Malvo, who is currently being held in a supermax prison facility in far western Virginia, was convicted on multiple counts of first-degree murder in Montgomery and Spotslyvania counties several years ago.
He and his accomplice, John Allen Muhammad, shot 13 people in October of 2002 while roaming around Maryland and Virginia in a now-infamous blue Chevrolet. Ten of the victims in their attacks died.
Malvo's lawyers claim that his life sentences qualifies as cruel and unusual punishment because he was under 18 when he was given life in prison without parole.

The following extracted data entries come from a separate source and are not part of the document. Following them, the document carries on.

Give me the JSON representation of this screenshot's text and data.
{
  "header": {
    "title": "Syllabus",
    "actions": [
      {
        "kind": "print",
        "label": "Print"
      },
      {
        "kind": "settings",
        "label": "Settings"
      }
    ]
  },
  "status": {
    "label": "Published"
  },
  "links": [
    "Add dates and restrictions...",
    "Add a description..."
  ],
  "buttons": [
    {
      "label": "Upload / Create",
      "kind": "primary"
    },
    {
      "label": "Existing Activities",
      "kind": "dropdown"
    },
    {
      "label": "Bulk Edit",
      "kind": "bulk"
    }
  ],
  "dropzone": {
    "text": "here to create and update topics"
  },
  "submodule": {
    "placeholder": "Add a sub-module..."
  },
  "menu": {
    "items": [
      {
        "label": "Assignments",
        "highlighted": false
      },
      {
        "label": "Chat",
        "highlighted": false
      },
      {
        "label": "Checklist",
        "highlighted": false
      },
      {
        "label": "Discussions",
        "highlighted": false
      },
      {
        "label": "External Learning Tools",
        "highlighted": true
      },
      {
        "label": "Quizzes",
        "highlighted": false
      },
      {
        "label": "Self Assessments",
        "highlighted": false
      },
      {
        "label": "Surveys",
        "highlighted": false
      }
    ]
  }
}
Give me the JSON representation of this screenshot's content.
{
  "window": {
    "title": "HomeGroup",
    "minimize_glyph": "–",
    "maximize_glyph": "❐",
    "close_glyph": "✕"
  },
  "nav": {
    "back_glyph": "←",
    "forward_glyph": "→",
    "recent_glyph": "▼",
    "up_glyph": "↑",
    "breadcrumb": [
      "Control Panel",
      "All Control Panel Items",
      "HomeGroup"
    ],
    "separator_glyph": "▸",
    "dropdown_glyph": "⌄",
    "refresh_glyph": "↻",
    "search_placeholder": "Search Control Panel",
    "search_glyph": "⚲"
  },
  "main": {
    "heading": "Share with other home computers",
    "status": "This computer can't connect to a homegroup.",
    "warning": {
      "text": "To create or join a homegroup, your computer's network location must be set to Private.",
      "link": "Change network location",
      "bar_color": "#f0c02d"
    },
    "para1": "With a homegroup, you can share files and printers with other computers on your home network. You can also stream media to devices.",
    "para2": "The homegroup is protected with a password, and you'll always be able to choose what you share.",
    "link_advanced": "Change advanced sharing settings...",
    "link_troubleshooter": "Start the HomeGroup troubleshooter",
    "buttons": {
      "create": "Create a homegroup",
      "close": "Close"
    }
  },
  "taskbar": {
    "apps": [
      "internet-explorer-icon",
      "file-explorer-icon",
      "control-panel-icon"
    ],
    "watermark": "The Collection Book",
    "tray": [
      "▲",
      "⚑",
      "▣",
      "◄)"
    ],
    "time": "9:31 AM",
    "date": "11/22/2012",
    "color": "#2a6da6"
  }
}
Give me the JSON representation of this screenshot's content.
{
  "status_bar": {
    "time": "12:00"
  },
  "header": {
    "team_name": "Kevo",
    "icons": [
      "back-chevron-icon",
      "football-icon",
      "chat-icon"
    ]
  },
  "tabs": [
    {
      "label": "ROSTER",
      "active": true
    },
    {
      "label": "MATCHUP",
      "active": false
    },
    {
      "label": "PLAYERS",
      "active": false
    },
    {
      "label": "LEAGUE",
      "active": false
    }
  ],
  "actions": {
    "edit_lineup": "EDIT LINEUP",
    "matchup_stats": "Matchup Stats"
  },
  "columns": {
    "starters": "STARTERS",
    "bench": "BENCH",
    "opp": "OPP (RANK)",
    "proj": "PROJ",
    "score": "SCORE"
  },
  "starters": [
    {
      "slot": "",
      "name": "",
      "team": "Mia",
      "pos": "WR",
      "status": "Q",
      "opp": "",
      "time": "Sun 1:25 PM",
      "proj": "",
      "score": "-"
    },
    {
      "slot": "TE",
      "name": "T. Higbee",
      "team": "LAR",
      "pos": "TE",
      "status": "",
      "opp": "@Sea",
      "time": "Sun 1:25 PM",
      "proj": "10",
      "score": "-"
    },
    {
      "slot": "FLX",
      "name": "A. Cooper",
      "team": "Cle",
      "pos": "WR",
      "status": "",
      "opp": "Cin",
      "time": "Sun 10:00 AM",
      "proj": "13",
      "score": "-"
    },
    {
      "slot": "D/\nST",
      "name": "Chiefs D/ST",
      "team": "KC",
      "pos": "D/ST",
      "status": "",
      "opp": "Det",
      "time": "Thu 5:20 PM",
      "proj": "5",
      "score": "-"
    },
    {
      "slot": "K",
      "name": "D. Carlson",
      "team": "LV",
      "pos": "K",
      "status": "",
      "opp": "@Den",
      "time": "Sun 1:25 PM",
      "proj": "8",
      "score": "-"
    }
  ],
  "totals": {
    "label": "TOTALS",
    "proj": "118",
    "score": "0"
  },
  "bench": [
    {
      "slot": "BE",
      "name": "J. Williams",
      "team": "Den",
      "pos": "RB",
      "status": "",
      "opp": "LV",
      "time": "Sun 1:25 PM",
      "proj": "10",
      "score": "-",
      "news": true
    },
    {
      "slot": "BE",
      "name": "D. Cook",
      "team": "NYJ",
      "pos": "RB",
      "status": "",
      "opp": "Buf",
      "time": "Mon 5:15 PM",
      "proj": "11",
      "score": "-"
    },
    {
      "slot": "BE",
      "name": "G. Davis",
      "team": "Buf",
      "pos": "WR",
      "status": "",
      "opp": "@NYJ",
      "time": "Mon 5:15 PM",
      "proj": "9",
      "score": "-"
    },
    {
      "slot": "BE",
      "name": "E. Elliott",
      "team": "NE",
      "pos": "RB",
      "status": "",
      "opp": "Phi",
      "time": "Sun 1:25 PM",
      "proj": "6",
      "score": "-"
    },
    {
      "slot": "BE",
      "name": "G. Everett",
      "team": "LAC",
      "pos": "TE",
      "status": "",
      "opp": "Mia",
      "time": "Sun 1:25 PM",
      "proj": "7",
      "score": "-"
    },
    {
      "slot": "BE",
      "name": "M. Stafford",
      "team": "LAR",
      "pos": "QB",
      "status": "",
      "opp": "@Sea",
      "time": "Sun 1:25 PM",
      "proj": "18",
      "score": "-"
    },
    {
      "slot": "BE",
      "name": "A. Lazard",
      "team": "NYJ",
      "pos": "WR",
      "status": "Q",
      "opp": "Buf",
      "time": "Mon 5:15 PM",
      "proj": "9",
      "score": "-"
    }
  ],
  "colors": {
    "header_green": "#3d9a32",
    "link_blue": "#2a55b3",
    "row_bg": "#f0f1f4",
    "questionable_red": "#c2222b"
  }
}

The young shooter apologized to at least one of his victims, John Gaeta, in a letter in 2010. Two yeas later, in an interview with the Washington Post, Malvo said he felt like "the worst piece of scum on the planet."
He also accused Muhammad, who was executed in 2009, of sexually abusing him.
D.C. resident Ed Angel remembers the terror he felt vividly, but is conflicted about Malvo.
“I have mixed emotions about it because he was young,” Angel says. “But what he did was horrific.”
Marquita Hailstock cowered in her classroom when the snipers were believed to be near her school. But she believes in redemption especially for the young.
“Everybody is entitled to second chance,” she says.
But there are many others who say Malvo was old enough to know what he was doing and should pay the price in full.
Helen Jorgensen, a District resident, said Malvo shouldn’t ever be let out because “he committed a very bad crime.”